Results of this study emphasize the importance of using crossmatch-compatible blood, especially in patients with prior transfusion history. Transfusion of foreign antigen can result in elevated antibody titers in alloantibody-naive patients, leading to a decreased lifespan of transfused erythrocytes, delayed transfusion reactions, and increased risk for reaction at subsequent transfusions.3,4 Novel antigens (eg, Dal, Kai 1 and 2) have been identified in dogs with natural alloantibodies, and acute hemolytic transfusion reactions related to these antigens have been documented in transfusion-naive dogs.5,6 Point-of-care testing for these antigens is unavailable and clinical significance is unknown, further highlighting the importance of crossmatching recipients to donor blood products. Standard of care may need to be adjusted to include crossmatch prior to all transfusions, including in transfusion-naive dogs.

… The Takeaways

Key pearls to put into practice:

  • Crossmatching is typically performed only when initial transfusion occurred >4 days prior or transfusion history is unknown. Results from this study demonstrate alloantibody formation ≤4 days after transfusion, suggesting crossmatching should be performed prior to any subsequent transfusion.

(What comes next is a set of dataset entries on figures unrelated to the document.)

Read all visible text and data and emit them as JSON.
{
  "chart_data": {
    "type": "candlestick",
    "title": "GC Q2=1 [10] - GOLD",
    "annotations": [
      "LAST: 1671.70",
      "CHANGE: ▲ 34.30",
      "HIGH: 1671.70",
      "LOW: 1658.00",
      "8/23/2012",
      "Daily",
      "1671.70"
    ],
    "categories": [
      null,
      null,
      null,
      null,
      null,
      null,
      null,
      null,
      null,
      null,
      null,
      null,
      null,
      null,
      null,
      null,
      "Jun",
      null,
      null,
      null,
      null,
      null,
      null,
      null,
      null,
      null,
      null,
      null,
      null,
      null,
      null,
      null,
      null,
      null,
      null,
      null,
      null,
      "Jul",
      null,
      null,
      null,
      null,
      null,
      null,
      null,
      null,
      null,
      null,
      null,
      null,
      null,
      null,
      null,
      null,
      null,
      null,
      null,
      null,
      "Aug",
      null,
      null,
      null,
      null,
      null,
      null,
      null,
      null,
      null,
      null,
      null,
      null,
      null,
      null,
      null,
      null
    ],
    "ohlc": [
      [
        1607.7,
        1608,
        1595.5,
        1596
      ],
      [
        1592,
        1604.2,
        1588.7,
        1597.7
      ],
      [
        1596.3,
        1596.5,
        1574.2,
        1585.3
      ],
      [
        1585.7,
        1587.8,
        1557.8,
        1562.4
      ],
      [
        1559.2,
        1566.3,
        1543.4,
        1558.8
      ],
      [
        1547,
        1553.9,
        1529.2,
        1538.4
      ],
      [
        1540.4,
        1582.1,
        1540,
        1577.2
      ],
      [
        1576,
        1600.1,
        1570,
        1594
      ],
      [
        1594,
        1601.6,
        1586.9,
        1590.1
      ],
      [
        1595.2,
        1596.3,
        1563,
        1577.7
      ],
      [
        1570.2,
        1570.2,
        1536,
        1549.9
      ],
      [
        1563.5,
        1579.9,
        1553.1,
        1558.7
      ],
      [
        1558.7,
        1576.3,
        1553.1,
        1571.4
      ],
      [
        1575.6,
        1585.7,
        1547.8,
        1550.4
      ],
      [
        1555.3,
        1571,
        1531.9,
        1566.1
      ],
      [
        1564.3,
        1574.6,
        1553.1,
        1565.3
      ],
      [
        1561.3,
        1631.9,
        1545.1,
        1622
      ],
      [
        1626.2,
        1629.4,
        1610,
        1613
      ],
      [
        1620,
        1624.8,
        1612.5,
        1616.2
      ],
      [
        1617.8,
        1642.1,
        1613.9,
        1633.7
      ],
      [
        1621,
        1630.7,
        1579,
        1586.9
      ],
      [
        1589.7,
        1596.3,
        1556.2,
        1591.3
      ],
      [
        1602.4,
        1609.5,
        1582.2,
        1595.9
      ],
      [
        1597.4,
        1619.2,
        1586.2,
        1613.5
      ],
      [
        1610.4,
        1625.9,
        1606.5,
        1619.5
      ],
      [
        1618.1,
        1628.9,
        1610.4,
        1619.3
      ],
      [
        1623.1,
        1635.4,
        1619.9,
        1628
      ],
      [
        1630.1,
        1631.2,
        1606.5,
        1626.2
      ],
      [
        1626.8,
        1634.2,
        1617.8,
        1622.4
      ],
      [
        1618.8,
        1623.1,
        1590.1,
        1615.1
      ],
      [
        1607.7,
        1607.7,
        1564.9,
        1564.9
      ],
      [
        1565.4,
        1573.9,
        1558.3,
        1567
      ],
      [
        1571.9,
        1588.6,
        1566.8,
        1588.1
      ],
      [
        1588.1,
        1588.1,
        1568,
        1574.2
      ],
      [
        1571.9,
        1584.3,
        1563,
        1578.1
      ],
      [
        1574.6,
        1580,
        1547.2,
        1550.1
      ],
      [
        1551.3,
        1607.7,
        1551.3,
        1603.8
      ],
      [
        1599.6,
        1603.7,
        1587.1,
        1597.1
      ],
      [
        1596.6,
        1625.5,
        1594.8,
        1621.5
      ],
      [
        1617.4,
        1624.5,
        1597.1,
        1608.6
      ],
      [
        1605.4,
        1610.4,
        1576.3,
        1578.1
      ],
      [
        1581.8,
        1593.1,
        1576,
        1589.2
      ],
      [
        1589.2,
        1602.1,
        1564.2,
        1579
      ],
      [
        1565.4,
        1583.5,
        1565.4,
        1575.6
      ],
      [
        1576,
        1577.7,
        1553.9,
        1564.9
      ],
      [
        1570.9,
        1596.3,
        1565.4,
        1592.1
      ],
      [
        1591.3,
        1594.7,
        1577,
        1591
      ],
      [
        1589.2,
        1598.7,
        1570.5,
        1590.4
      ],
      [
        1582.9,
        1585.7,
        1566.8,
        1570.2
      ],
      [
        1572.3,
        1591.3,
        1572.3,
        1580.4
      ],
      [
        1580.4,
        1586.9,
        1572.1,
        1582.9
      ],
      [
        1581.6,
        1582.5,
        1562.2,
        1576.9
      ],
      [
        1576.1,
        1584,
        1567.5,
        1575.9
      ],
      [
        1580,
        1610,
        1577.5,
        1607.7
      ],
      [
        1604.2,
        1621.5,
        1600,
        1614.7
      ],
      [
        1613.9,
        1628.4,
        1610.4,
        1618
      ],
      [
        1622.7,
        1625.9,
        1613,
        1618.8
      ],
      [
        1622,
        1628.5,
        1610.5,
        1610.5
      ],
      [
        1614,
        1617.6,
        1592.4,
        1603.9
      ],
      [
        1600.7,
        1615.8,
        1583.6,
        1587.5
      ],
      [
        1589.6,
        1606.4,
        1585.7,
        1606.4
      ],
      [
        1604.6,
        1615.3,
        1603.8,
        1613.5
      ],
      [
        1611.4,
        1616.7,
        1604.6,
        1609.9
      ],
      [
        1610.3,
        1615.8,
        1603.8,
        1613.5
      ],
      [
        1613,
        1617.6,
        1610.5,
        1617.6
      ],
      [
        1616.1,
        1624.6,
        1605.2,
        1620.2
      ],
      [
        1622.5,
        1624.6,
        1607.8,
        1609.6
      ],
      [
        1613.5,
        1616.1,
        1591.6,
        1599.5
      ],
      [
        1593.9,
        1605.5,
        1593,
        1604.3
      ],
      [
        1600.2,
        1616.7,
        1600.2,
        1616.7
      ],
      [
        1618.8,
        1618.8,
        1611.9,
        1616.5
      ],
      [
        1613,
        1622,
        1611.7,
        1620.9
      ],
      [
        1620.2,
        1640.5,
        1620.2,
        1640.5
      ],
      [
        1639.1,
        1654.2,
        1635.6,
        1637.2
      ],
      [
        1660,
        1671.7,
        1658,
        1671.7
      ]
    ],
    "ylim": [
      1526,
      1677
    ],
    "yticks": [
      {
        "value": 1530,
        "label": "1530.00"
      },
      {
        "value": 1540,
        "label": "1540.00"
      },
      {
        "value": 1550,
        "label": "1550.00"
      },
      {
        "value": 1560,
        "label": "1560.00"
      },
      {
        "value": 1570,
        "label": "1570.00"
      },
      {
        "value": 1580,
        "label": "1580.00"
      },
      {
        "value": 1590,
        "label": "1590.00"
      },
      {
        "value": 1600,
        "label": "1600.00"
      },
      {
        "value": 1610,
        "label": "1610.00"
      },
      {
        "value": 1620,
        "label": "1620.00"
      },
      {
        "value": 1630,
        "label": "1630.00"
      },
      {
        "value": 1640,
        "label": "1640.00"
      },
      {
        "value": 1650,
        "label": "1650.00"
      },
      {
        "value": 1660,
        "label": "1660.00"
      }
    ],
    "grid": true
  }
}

  • Safe transfusion protocols, including standardized pretransfusion testing, transfusion administration, and monitoring protocols, are critical.

  • Blood typing and crossmatching with administration of type-specific and crossmatch-compatible blood is the standard of care. Efficient and reliable point-of-care tests for this purpose are widely available.

  • Transfusion stewardship includes donor screening, aseptic blood collection, clear and correct labeling of blood products, appropriate storage, pretransfusion testing, double-signature verification of transfusion products and recipients, and close monitoring of patients during and after transfusion.